Crazy Stat of the Week
Despite the best effort of the Cavaliers, the Central Division shoots the fewest three-point shots of any division – Chicago, Detroit, and Indiana round out the bottom three in three-point shooting rate in the entire league. However, their aversion to three-point shooting is relative.
The standards for three-point shooting have not always been so high. In fact, in the early days of the the three-point line, the shooting numbers are comically low. Since the introduction of the arc, nine teams have attempted fewer than 100 threes in a season. It took the Bulls less than five full games this season to reach 100 attempted threes. The Bulls are currently shooting league worst 31.5 % from deep on the season, a mark that would have lead the league in 1983, the same season the Lakers posted the lowest ever three-point percentage – 10.4%. My how the standards have changed.
End Game Slowdown
While holding a press conference in London on Thursday, Commissioner Adam Silver alluded to the idea of speeding up the NBA game, particularly the last two minutes, citing the short attention spans of millennials.

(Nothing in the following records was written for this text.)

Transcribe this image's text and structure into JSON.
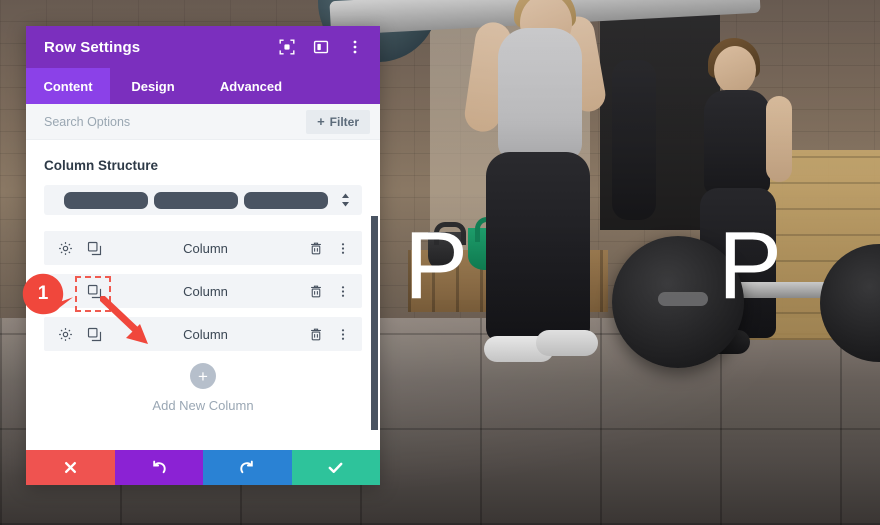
{
  "app": {
    "background_image_description": "gym interior with women lifting barbells",
    "overlay_letters": [
      "P",
      "P"
    ]
  },
  "panel": {
    "header": {
      "title": "Row Settings",
      "icons": [
        {
          "name": "focus-icon",
          "glyph": "focus"
        },
        {
          "name": "layout-panel-icon",
          "glyph": "panel"
        },
        {
          "name": "more-options-icon",
          "glyph": "dots-vertical"
        }
      ]
    },
    "tabs": [
      {
        "label": "Content",
        "active": true
      },
      {
        "label": "Design",
        "active": false
      },
      {
        "label": "Advanced",
        "active": false
      }
    ],
    "search": {
      "placeholder": "Search Options",
      "value": "",
      "filter_label": "Filter",
      "filter_plus": "+"
    },
    "content": {
      "section_title": "Column Structure",
      "structure_picker": {
        "columns": 3,
        "caret_icon": "updown-caret-icon"
      },
      "columns": [
        {
          "label": "Column",
          "settings_icon": "gear-icon",
          "duplicate_icon": "duplicate-icon",
          "delete_icon": "trash-icon",
          "more_icon": "dots-vertical-icon",
          "highlighted": false
        },
        {
          "label": "Column",
          "settings_icon": "gear-icon",
          "duplicate_icon": "duplicate-icon",
          "delete_icon": "trash-icon",
          "more_icon": "dots-vertical-icon",
          "highlighted": true
        },
        {
          "label": "Column",
          "settings_icon": "gear-icon",
          "duplicate_icon": "duplicate-icon",
          "delete_icon": "trash-icon",
          "more_icon": "dots-vertical-icon",
          "highlighted": false
        }
      ],
      "add_column": {
        "plus": "+",
        "label": "Add New Column"
      }
    },
    "footer": [
      {
        "name": "cancel-button",
        "icon": "close-icon",
        "color": "#ef5350"
      },
      {
        "name": "undo-button",
        "icon": "undo-icon",
        "color": "#8b22d4"
      },
      {
        "name": "redo-button",
        "icon": "redo-icon",
        "color": "#2a82d4"
      },
      {
        "name": "save-button",
        "icon": "checkmark-icon",
        "color": "#2ec39b"
      }
    ]
  },
  "annotation": {
    "step_number": "1",
    "marker_color": "#f0473c",
    "arrow_color": "#f0473c",
    "dashed_box_color": "#f05a4f"
  },
  "colors": {
    "header_purple": "#7b2fbe",
    "active_tab_purple": "#8b41e8",
    "panel_bg": "#ffffff",
    "row_bg": "#f2f4f7",
    "icon_dark": "#4a5462",
    "muted_text": "#9aa7b4"
  }
}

I may be a millennial, but I am certainly not wrong or alone in observing that NBA games drag down the stretch, when both teams have an arsenal of timeouts saved to burn, often unnecessarily. I have two simple ideas to help fix this problem. I hope the NBA League Office heeds my advice. First, teams should be unable to call consecutive timeouts without time running off the clock, just as in the NFL. So often teams come out of a timeout and call another timeout when they can't get the ball inbounds – no more. Second, teams should be to call timeout just to advance the ball to the frontcourt. Most teams call timeout just to do this anyway. There is no need for a full huddle every timeout so coach can draw up another play. Teams should come prepared and be able to execute without a huddle. Maybe timeouts could be converted to advances in the last minute or teams could be afforded a limited number of advances, something can be worked out. In any fashion, the excessive huddles kill the flow of tight games and they must go.